How We Test: Per Bug Environments

Wed 03 February 2016

When I started, we had three environments: dev, test, and production. Having everyone push to dev caused problems with incomplete and buggy code being migrated along with working code when branches were merged to test and eventually production. To alleviate this, and QA to pass or fail bugs individually, we replaced those three environments with a lot of environments.

We still have production and test. But now we have separate test environments for each bug or feature being worked. At any point in the development process, we can create one of these "Per Bug Environments"(or PBEs) and let QA or product owners see our progress or questions.

What's in a PBE?

We've wrapped PBE jobs around two apps, one with Postgres one with MySQL. One of the apps uses the other as a back end, so in our case we build both for each bug.

What we use:

  • Jenkins
  • GitLab
  • wildcard DNS
  • sanitized DB dumps
  • Apache VirtualHosts
  • Several gnarly bash scripts
  • Redmine
  • wildcard SSL certificate

How we work

Developers push their working branch to their GitLab fork. In GitLab, they open a merge request against the master repo. If all goes well, QA finds links to the PBE pair of sites in the related bug in Redmine. When QA passes a bug, it's merged to test, retested, and merged to production.

Triggering a PBE job

The backbone of this system is a Jenkins job that wraps all the scripts necessary to build a running copy of the app. Whenever there is a new or updated merge request in the monitored repo, the Gitlab Merge Request Builder Plugin triggers this job.

Orchestrating the app

We use the branch name as part of the host name and configuration of each PBE, so branch bug1234 becomes https://bug1234.testdomain.net/, which is backed by a database named bug1234 and lives in /var/www/pbe/bug1234. On the PBE host, the job create databases and populate directory trees. If the job there are no errors, a python script regex'es the branch name and posts a message on the referenced Redmine bug.

DNS, SSL, and Apache

We already had a test domain, and a wildcard SSL certificate, so we reused those. DNS is pretty straight forward: point A or CNAME records at IPs as usual for existing subdomains and a single * (wildcard) record listing the IP of the PBE host. Our production site is 100% SSL all the time, so our PBEs are the same.
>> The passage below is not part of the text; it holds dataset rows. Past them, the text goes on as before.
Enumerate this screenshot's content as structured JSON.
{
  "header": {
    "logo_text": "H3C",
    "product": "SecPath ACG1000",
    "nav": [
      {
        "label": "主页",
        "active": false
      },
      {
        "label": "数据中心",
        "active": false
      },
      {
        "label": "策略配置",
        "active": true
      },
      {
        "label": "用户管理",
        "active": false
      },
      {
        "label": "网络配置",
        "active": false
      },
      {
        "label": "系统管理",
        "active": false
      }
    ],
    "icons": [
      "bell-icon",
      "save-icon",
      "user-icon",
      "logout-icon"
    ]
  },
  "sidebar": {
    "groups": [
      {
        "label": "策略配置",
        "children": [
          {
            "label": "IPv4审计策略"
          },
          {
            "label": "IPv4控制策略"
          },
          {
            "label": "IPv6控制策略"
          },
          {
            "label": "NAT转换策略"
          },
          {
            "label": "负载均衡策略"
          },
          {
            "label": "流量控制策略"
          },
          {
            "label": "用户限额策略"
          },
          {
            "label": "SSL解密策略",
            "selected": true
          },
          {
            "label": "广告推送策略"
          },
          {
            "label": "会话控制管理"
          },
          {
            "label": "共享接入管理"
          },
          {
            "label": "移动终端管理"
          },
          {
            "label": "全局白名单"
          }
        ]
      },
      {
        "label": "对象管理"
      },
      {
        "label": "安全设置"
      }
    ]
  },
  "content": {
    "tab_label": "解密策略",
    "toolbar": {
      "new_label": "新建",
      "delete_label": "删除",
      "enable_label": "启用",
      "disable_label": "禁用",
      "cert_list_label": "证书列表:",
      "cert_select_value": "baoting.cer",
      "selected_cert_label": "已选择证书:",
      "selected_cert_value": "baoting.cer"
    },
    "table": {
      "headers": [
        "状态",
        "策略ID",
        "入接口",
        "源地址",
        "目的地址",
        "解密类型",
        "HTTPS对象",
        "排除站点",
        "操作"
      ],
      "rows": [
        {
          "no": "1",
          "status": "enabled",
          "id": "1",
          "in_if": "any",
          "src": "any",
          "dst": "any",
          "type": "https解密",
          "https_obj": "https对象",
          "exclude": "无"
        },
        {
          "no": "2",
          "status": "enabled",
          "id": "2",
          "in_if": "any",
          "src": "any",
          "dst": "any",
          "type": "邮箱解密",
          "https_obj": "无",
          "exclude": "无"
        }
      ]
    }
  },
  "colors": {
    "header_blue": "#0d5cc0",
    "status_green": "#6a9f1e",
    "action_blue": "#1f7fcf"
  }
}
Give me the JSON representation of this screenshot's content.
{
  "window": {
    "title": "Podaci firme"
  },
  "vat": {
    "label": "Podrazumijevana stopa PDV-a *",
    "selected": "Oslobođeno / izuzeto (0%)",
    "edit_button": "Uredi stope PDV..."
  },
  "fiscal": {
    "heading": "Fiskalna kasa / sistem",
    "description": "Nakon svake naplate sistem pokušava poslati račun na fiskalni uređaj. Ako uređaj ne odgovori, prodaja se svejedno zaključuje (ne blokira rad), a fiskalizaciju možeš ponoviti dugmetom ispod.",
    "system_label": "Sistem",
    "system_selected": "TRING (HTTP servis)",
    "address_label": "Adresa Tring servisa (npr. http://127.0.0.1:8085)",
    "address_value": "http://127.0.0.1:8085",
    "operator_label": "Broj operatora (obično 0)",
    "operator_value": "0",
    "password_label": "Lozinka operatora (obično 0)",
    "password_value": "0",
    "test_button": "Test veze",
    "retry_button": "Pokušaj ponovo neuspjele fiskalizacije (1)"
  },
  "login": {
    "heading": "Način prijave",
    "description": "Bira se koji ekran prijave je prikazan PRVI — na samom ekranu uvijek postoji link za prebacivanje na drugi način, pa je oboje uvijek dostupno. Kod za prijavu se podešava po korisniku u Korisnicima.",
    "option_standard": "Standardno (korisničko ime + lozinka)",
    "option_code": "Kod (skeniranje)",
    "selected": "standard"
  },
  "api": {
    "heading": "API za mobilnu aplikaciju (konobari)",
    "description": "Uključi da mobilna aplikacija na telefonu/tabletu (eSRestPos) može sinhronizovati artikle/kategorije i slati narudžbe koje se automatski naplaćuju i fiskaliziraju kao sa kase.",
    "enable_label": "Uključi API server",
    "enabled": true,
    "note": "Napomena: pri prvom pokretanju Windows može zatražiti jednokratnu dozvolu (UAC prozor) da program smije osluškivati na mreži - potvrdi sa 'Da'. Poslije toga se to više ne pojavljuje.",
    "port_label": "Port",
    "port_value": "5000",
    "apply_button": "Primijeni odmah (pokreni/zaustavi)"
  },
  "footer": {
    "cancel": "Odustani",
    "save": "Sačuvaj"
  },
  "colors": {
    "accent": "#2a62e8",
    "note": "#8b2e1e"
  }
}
To keep from having to create and remove unique bug1234_vhost.conf files for each PBE, I used the mass virtual hosting feature of Apache. The config file looks something like this:

<VirtualHost *:443>
  ServerAlias *.testdomain.net
  VirtualDocumentRoot /var/www/pbe/%1/www
</VirtualHost>

Odds & Ends

I hope to eventually remove the test phase and merge passed bugs straight to into production.

The PBE process as we've built it isn't perfect, it eats a lot of disk space. There is a "garbage collection" job that cleans up old PBEs, but it's currently run by hand when the disks get full.

We've talked about spinning up a tiny AWS instance for each PBE and build it's environment there instead of creating them all on one large PBE host. This would replace one type of garbage collection with another, dead instances. Each new instance would have it's own IP, which could give us an excuse to play with Amazon's Route 53 DNS.

The scripts right now are bash-flavored duct tape. I think production, the PBEs, and our local Vagrant instances would be much improved by converting them over to Ansible or Chef recipes.